Ya son ocho los municipios que impulsan el llamado “toque de queda” juvenil y, apelando al sentido común, han conseguido el apoyo de diversos actores de la escena política nacional. Uno de ellos, y que se ha preocupado de asumir un papel protagónico en la iniciativa, es el exdiputado José Antonio Kast. Con una carta dirigida al presidente Sebastián Piñera, el líder del nuevo Partido Republicano defiende la medida porque permitiría proteger a los niños del “flagelo de la droga y la delincuencia” –para usar sus palabras– que asola nuestras calles y barrios. Su afirmación, por cierto, no emerge de la nada. Kast sabe bien que está tocando una fibra muy sensible, sobre todo si se considera que la seguridad aparece reiteradamente como una de las principales preocupaciones de la ciudadanía.

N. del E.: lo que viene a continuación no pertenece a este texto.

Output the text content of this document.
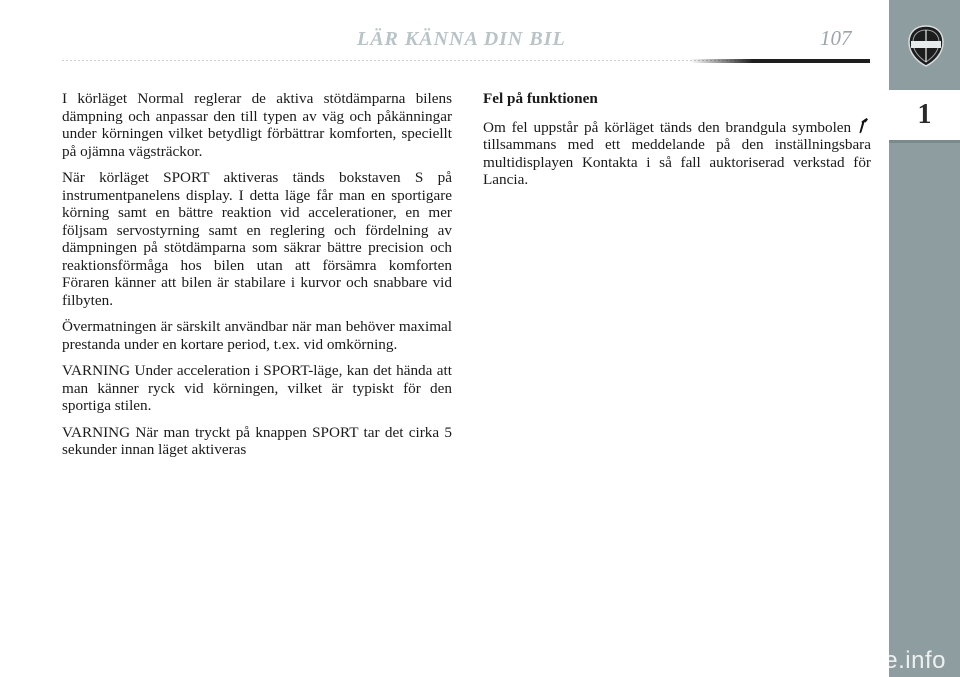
LÄR KÄNNA DIN BIL	107
1

I körläget Normal reglerar de aktiva stötdämparna bilens dämpning och anpassar den till typen av väg och påkänningar under körningen vilket betydligt förbättrar komforten, speciellt på ojämna vägsträckor.

När körläget SPORT aktiveras tänds bokstaven S på instrumentpanelens display. I detta läge får man en sportigare körning samt en bättre reaktion vid accelerationer, en mer följsam servostyrning samt en reglering och fördelning av dämpningen på stötdämparna som säkrar bättre precision och reaktionsförmåga hos bilen utan att försämra komforten Föraren känner att bilen är stabilare i kurvor och snabbare vid filbyten.

Övermatningen är särskilt användbar när man behöver maximal prestanda under en kortare period, t.ex. vid omkörning.

VARNING Under acceleration i SPORT-läge, kan det hända att man känner ryck vid körningen, vilket är typiskt för den sportiga stilen.

VARNING När man tryckt på knappen SPORT tar det cirka 5 sekunder innan läget aktiveras

Fel på funktionen

Om fel uppstår på körläget tänds den brandgula symbolen  tillsammans med ett meddelande på den inställningsbara multidisplayen Kontakta i så fall auktoriserad verkstad för Lancia.

carmanualsonline.info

De lo que pareciera no tener tanta consciencia, en cambio, es de las implicancias problemáticas que esta adhesión puede tener sobre su propio discurso.

La permanente condena de Kast a la ineficiencia del Estado, a su gigantesco e innecesario aparato burocrático, a la extendida corrupción de sus funcionarios y operadores políticos, son parte de una agenda explícita orientada a reducir su tamaño. En su declaración de principios, el movimiento de Kast afirma promover un Estado subsidiario que “jamás sustituya a la sociedad libre”, al tiempo que “tenga el tamaño mínimo necesario” para asegurar una acción eficaz. ¿Cómo hacer calzar esta definición con el apoyo tan comprometido a la restricción horaria por parte de los municipios? El énfasis en el hecho de estar haciéndose cargo de un problema real y acuciante (¿quién quiere que los niños anden solos en la noche?), tiende a ocultar el evidente reemplazo del protagonismo de la comunidad y las personas –supuestamente tan valiosas en el programa de Kast– por aquella entidad que, en tantas otras materias, se cuestiona.

¿Por qué es problemático que el Estado se entrometa en la agencia libre de los individuos en el mercado y no a la hora de controlar su movimiento cotidiano por las calles? ¿Por qué la temible imagen del “ogro filantrópico” aparece sólo cuando el Estado asume el papel de planificador económico, y no cuando adquiere el rol de vigilante que, al estilo orwelliano, aumenta progresivamente sus recursos para seguir los pasos de sus ciudadanos? ¿De qué depende en el discurso de Kast que a veces el Estado interfiera y limite, y en cambio en otras ocasiones colabore y proteja? ¿No es el mismo Estado ineficiente y corrupto de los áridos trámites diarios el que estaría ahora a cargo de guiar a los más pequeños a sus casas?

Quizás lo que ocurre es que al mundo de Kast no le preocupa tanto el tamaño del Estado, como el tipo de función que cumple. De hecho, si introducimos el apoyo del exdiputado a esta medida en su agenda mayor contra la “delincuencia, el narcotráfico y el terrorismo” la tensión desaparece, pues de lo que se trata, más que de reducir las dimensiones del “ogro”, es de reorientarlo a su tarea principal: el orden público. Y aunque es indudable que éste último constituye una misión fundamental del Estado, en Kast parece volverse la única relevante. De este modo, no tiene ningún reparo para aumentar las atribuciones del Ejecutivo, haciéndolo crecer en facultades y recursos, siempre y cuando su foco sea la seguridad. Poco importa si ello puede debilitar el papel de la comunidad que tanto se defiende. Sin embargo, quizás lo más problemático de todo esto es que ni siquiera se lo reconoce en esos términos. ¿Por qué no asumir derechamente que el tema no es que el Estado crezca en general, sino que lo haga en los ámbitos preferidos? Ya que el líder del Partido Republicano quiere convocar a una derecha “sin complejos”, es de esperar que sea el primero en explicitar los motores reales que lo inspiran.